Student project takes closer look at Sheffield's 'Nuclear Winter'

The City Archives in Sheffield will be home to two university students over the next few months. Sabrina Webster and Chantelle Francis are studying for an MA in Public Humanities at the University of Sheffield.  They have chosen to base themselves in the Archives and Local Studies Library in a quest to find out more about the city’s recent Cold War history...
Do you remember the Socialist Republic of South Yorkshire?  Symbolised by the red flag flying high above Sheffield Town Hall on May Day, South Yorkshire County Council represented a particular period within the history of Sheffield and South Yorkshire.  Some may remember the Council with nostalgia, others with irritation, and others may never have known it existed.  Admittedly, before we started this project, we were of the latter variety.

This is the first in a series of regular blog posts aiming to track our journey, as we explore the archives, learn more about the Council, and engage with those connected to its forward-thinking work and philosophy.

Much of the material relating to the Council’s heyday - from minutes to policy documents, leaflets to stickers - has been collected and stored within Sheffield City Archives’ vast collections.  Brief given, we were both very excited to get to explore the material within the Archives - especially as we had no idea what to expect and so much to learn about the Council.  However, when we arrived for the first time, this excitement quickly turned to shock at the sheer quantity of material available.  Overwhelmed is an understatement!

It quickly became clear that there were a plethora of interesting topics and themes relating to the Council:  strikes within the coal and steel industries, industrial decline and high unemployment - not to mention the fractious relationship between the Council and Thatcher’s Conservative Government. We spent a good while discussing possible topics and decided that our primary aim in this project is to draw parallels between some of the issues faced in the 1980s and those facing society today - 30 years on.

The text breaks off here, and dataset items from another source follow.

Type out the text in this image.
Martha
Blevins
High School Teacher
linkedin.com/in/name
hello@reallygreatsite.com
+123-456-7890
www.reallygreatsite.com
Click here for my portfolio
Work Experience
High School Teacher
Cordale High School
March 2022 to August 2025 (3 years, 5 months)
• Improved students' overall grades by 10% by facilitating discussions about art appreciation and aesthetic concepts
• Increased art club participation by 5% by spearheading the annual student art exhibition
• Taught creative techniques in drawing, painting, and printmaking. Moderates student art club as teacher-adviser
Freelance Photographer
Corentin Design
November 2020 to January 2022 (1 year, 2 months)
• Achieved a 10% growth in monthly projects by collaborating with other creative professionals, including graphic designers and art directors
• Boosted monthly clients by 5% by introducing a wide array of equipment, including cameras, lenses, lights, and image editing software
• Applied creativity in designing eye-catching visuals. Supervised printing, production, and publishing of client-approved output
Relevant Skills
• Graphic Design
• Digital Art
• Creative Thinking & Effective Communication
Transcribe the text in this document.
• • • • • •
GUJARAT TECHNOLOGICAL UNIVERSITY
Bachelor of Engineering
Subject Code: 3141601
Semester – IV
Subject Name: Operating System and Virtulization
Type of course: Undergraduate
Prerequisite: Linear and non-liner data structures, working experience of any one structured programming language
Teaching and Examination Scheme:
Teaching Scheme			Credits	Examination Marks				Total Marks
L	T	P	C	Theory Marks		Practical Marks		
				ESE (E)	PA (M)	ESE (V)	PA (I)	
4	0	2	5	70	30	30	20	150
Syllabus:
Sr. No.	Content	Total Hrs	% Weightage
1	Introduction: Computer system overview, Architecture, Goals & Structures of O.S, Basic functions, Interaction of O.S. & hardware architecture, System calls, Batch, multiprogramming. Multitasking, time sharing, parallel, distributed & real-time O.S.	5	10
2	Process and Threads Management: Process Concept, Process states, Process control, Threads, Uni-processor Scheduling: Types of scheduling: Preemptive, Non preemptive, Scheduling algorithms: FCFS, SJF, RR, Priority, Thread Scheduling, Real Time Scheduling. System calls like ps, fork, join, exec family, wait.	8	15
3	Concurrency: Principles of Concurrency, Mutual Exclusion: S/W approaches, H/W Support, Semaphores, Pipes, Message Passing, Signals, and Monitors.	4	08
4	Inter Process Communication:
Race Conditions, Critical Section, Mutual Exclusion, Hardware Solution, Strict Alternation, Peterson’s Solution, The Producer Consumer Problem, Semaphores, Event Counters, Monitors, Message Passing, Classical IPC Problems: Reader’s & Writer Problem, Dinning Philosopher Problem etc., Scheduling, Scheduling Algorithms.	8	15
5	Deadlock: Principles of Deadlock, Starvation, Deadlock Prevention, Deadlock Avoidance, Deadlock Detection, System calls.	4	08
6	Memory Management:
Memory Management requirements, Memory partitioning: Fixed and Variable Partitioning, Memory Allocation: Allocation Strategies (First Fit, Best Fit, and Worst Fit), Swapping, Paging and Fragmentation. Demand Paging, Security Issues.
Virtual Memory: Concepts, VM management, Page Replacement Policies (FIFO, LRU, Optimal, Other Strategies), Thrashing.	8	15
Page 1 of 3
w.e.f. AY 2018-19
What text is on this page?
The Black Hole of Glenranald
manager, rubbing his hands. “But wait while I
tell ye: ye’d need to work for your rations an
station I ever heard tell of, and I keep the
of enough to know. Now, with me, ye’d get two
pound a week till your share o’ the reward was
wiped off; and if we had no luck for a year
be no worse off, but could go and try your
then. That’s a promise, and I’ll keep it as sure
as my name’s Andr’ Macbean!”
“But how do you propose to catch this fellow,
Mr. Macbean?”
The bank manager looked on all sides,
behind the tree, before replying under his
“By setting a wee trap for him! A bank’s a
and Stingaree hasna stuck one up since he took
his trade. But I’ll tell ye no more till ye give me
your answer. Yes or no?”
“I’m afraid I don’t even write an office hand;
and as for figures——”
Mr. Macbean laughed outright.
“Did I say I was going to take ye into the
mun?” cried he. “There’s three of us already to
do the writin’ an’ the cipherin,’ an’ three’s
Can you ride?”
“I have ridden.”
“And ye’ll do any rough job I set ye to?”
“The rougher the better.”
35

The pivotal moment came when we saw the ‘Nuclear Winter’ leaflet (pictured).  The stark image of a mushroom cloud immediately caught our attention and we became further intrigued by the information in the leaflet’s bottom-right corner, stating that the event was sponsored by South Yorkshire County Council.  We continued to dig, and found countless advertising flyers, information leaflets, and correspondence between the Council, the Campaign for Nuclear Disarmament (CND), and Government officials.  

What particularly stood out to us was the rhetoric used when both defending and supporting the provision of nuclear weaponry.  Almost a sense of déjà vu.  There was actually a mainstream news article with a similar headline that very day - one side arguing that nuclear weapons are essential in upholding the UK’s status as a significant global power, and the other side condemning the arms on moral, legal and financial grounds.  It echoes almost word-for-word some of debates held recently between David Cameron and Jeremy Corbyn on the issue in the House of Commons.  The parallels are uncanny.

After just one day in the archives, we were both hooked on the nuclear theme.  The next stage of our project is to make contact with various people and organisations related to the Council and, in particular, its anti-nuclear position and actions.  We are looking forward to sharing our progress as our project gets underway.